Prostate cancer symptoms: Warning Sign When you Urinate. Have you spotted this when you urinate? They are Prostate Cancer warning signs.
Prostate cancer is the most common cancer in men. Symptoms do not usually appear until the cancer has grown – when this happens, you may notice a telltale sign in your urine.
Prostate cancer occurs when cancerous cells in the prostate — a small walnut-shaped gland in men – start to divide uncontrollably. The general rule applied to all cancers is to catch it early.
Prostate cancer that’s detected early — when it’s still confined to the prostate gland — has a better chance of successful treatment.
Unfortunately, prostate cancer doesn’t usually cause any symptoms.
“Most prostate cancers tend to start in the outer part of the prostate gland,”
This means that to cause symptoms the cancer needs to be big enough to press on the tube that carries urine from your bladder out of your body and is very unusual.
It is very unusual to have symptoms to do with passing urine.
These are much more likely to be caused by your prostate gland becoming enlarged as you get older,” notes the charity.
However, if you do experience urinary symptoms, one of the most common is blood or semen in your urine.
Other urinary symptoms include:
Passing urine more often
Getting up during the night to empty your bladder (nocturia)
Difficulty passing urine – this includes a weaker flow, not emptying your bladder completely and straining when starting to empty your bladder
Signs that the cancer may have spread include bone and back pain, a loss of appetite, pain in the testicles and unexplained weight loss
How is it treated?
Treatment for prostate cancer will depend on your individual circumstances.

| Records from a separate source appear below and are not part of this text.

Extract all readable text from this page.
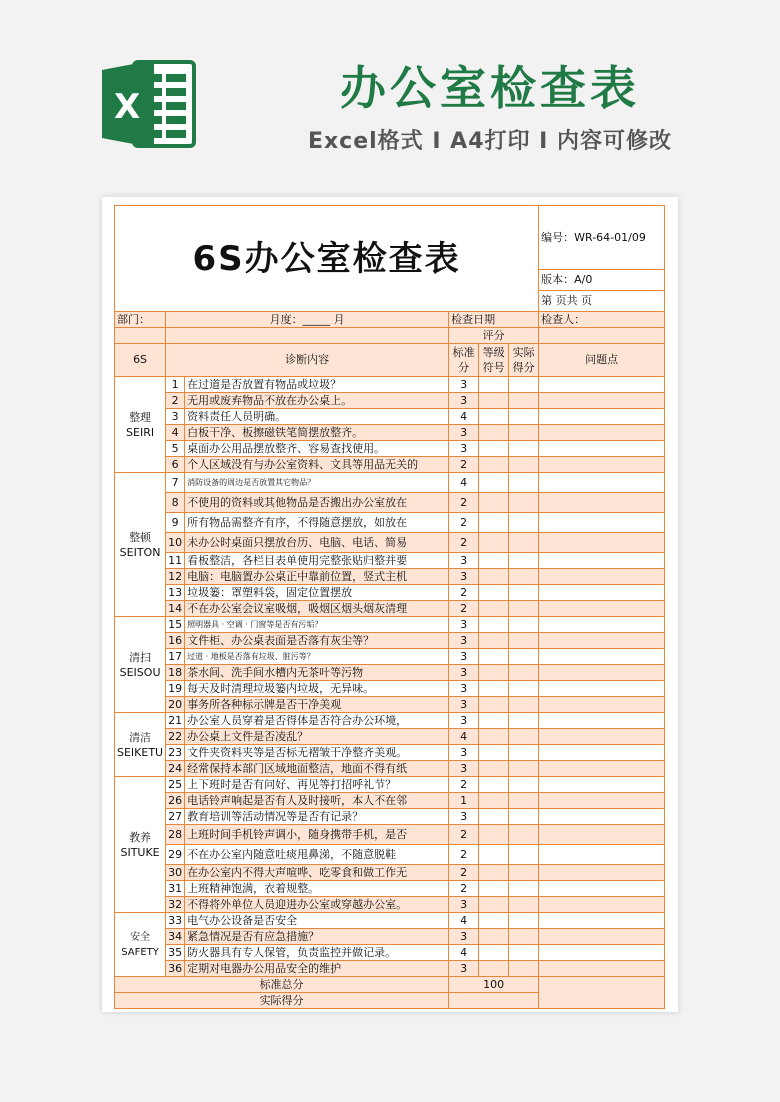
X	办公室检查表
Excel格式 I A4打印 I 内容可修改
6S办公室检查表						编号：WR-64-01/09
						版本：A/0
						第 页共 页
部门：	月度：_____ 月		检查日期			检查人：
			评分			
6S	诊断内容		标准分	等级符号	实际得分	问题点

整理
SEIRI	1	在过道是否放置有物品或垃圾？	3			
	2	无用或废弃物品不放在办公桌上。	3			
	3	资料责任人员明确。	4			
	4	白板干净、板擦磁铁笔简摆放整齐。	3			
	5	桌面办公用品摆放整齐、容易查找使用。	3			
	6	个人区域没有与办公室资料、文具等用品无关的	2			

整顿
SEITON	7	消防设备的周边是否放置其它物品？	4			
	8	不使用的资料或其他物品是否搬出办公室放在	2			
	9	所有物品需整齐有序，不得随意摆放，如放在	2			
	10	未办公时桌面只摆放台历、电脑、电话、简易	2			
	11	看板整洁，各栏目表单使用完整张贴归整并要	3			
	12	电脑：电脑置办公桌正中靠前位置，竖式主机	3			
	13	垃圾篓：罩塑料袋，固定位置摆放	2			
	14	不在办公室会议室吸烟，吸烟区烟头烟灰清理	2			

清扫
SEISOU	15	照明器具 · 空调 · 门窗等是否有污垢？	3			
	16	文件柜、办公桌表面是否落有灰尘等？	3			
	17	过道 · 地板是否落有垃圾、脏污等？	3			
	18	茶水间、洗手间水槽内无茶叶等污物	3			
	19	每天及时清理垃圾篓内垃圾，无异味。	3			
	20	事务所各种标示牌是否干净美观	3			

清洁
SEIKETU	21	办公室人员穿着是否得体是否符合办公环境，	3			
	22	办公桌上文件是否凌乱？	4			
	23	文件夹资料夹等是否标无褶皱干净整齐美观。	3			
	24	经常保持本部门区域地面整洁，地面不得有纸	3			

教养
SITUKE	25	上下班时是否有问好、再见等打招呼礼节？	2			
	26	电话铃声响起是否有人及时接听，本人不在邻	1			
	27	教育培训等活动情况等是否有记录？	3			
	28	上班时间手机铃声调小，随身携带手机，是否	2			
	29	不在办公室内随意吐痰甩鼻涕，不随意脱鞋	2			
	30	在办公室内不得大声喧哗、吃零食和做工作无	2			
	31	上班精神饱满，衣着规整。	2			
	32	不得将外单位人员迎进办公室或穿越办公室。	3			

安全
SAFETY	33	电气办公设备是否安全	4			
	34	紧急情况是否有应急措施？	3			
	35	防火器具有专人保管，负责监控并做记录。	4			
	36	定期对电器办公用品安全的维护	3			
标准总分			100			
实际得分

Although, for many men with prostate cancer, no treatment will be necessary.
When treatment is necessary, the aim is to cure or control the disease so it affects everyday life as little as possible and does not shorten life expectancy,” explains the health body.
If it is caught early enough, your specialist care team may recommend a radical prostatectomy, notes the health site.
A radical prostatectomy is the surgical removal of your prostate gland.
“This treatment is an option for curing prostate cancer that has not spread beyond the prostate or has not spread very far,” explains the NHS.
Am I at risk?
It’s not known exactly what causes prostate cancer, although a number of things can increase your risk of developing the condition.
Age is the most common risk factor. It mostly affects men aged 75 to 79 years
Recent research also suggests there may be a link between obesity and prostate cancer.
Specifically, being overweight or obese increases your risk of advanced prostate cancer.
Researchers have found a link between being obese or overweight and cancers being higher grade (faster growing).
This underscores the importance of eating a healthy diet and keeping active.
Other risk factors include:
Ethnic group – prostate cancer is more common among men of African-Caribbean and African descent than in Asian men
Family history – having a brother or father who developed prostate cancer before age 60 seems to increase your risk of developing it; research also shows that having a close female relative who developed breast cancer may also increase your risk of developing prostate cancer
Diet – research is ongoing into the links between diet and prostate cancer, and there is some evidence that a diet high in calcium is linked to an increased risk of developing prostate cancer.